La demostración de fuerza y dominio sobre mujeres o sobre hombres es otra capa fácilmente identificable y superficial en el camino rumbo a nuestro macho encarnado. Quitar de nuestra matriz de necesidades esa de compararse y medirse con otros mediante la fuerza. No sé, porque en mi caso nunca tuve la necesidad de humillar a una mujer o a un hombre. Sólo sé que es liberador aceptar que el tamaño de uno es el adecuado y que no está correlacionado con ninguna otra medida de hombre o mujer.
Entender que las personas alrededor –mujeres y hombres– no son parte del territorio de usufructo personal, donde uno es el señor, es una de las capas más gruesas y adherida con más fuerza. El tiempo de las personas, los deseos de las personas, los cuerpos de las personas no le pertenecen a ese macho que ha vivido creyendo que todo a su alrededor fue puesto ahí para su posesión, donde basta estirar la mano para agarrar. Descubrirse oliendo a las personas que pasan en sentido contrario, metiendo la mano a la amiga/al amigo que se acerca entre juego y juego, son comportamientos cuyo sedimento subyacente es el macho empoderado que se extiende en su terruño y marca sus límites.
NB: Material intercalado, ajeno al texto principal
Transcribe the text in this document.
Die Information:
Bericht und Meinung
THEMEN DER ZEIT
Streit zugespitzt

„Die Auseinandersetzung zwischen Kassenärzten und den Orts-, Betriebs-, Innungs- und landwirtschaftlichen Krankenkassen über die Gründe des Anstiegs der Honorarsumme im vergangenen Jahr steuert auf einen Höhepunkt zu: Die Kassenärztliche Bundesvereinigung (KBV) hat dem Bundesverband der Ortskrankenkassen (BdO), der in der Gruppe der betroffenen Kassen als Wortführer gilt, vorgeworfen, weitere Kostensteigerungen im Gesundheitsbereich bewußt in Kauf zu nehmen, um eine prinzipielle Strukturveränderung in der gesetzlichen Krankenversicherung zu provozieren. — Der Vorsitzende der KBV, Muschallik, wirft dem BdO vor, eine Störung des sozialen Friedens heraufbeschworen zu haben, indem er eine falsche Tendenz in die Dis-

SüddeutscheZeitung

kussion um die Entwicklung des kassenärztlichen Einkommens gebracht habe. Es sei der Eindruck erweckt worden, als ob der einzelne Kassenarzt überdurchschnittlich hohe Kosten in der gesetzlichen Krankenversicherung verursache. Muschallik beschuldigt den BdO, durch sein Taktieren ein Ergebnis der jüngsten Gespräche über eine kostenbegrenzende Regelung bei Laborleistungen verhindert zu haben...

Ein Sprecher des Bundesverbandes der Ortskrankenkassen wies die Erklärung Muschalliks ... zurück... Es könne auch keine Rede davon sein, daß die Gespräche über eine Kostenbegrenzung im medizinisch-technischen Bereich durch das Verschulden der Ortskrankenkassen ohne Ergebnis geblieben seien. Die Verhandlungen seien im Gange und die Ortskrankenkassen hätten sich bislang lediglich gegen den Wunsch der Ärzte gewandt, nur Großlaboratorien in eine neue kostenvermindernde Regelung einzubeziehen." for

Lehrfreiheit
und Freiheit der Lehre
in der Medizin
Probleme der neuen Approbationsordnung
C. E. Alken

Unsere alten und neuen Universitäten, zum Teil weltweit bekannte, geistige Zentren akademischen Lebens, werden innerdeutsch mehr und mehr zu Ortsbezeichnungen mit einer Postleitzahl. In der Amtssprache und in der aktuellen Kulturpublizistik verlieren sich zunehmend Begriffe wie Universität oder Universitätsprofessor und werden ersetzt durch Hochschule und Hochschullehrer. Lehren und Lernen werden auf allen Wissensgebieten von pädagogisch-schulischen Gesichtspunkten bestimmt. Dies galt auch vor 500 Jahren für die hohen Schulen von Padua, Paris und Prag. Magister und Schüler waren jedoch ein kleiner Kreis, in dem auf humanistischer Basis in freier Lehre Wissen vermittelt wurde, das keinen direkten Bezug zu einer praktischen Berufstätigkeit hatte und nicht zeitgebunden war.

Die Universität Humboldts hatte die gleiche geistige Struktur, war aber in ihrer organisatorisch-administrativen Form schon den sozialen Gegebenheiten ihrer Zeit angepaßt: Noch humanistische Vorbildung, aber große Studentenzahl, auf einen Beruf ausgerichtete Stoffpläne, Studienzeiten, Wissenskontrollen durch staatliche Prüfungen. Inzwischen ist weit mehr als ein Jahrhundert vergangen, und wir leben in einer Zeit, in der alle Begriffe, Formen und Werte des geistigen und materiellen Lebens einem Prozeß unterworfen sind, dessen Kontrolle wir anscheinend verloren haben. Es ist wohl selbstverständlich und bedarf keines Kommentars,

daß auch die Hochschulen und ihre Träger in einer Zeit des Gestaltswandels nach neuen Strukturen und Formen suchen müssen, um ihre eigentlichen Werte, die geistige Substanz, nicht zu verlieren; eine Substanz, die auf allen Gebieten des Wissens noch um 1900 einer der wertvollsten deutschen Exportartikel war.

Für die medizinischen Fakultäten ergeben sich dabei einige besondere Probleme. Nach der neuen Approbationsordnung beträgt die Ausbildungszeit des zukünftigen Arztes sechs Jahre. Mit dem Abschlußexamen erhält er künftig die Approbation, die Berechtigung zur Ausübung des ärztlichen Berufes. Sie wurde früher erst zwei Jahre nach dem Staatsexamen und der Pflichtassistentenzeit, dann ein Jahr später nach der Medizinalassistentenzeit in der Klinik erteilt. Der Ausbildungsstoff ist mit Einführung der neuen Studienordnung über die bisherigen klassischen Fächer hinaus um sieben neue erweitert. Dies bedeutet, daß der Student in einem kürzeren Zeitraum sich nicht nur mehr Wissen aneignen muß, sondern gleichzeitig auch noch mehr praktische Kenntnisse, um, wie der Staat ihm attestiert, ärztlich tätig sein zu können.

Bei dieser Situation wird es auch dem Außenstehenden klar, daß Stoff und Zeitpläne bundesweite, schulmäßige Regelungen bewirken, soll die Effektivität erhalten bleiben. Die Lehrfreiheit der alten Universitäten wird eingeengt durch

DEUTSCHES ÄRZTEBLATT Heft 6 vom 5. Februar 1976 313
Y todo se mama. Todo se aprende desde el inicio, en la plaza originaria. Así como nos dijeron que los hombres no lloran ni lavan los platos ni son completamente hombres si no “le roban” un beso a la compañera de juegos, así nos dijeron que el hombre tiene la responsabilidad de explicarle a las hermanas de qué va la vida. La orden siempre es “juega con tu hermana, cuídala de otros niños y explícale, contéstale sus dudas que la mamá o el papá no tienen tiempo de contestar”. Y ahí se encuentra uno, 35 años después, explicándole a las compañeras cómo hacer su chamba; explicándole a las amigas cómo resolver sus problemas existenciales –en vez de ser empático y escuchar, tratar de entender el dolor ajeno sin tirar netas–; explicándole a la pareja, a los amigos, explicándole al director técnico de un equipo deportivo la mejor jugada posible, explicándole a los dirigentes y a los representados de qué va la democracia. El macho que se cree único e insuperable en una tierra de bobos.
Hay muchas más capas aún por pellizcar y levantar en el camino al corazón de la cebolla. Seguramente serán vergonzosas por apestosas, dolientes por lacrimosas. Pero hasta que termine de levantar todas ellas y llegar a ese centro donde se atrinchera el macho personal, tomarlo del cuello y exiliarlo para siempre de mi interior, lograré sentirme libre de todo machismo. Y en tanto no sea macho-free, no puedo ni por moda ni por corrección política autonombrarme feminista u hombre solidario con el feminismo, por mucho que lo comprenda, lo apoye, lo divulgue y lo lea.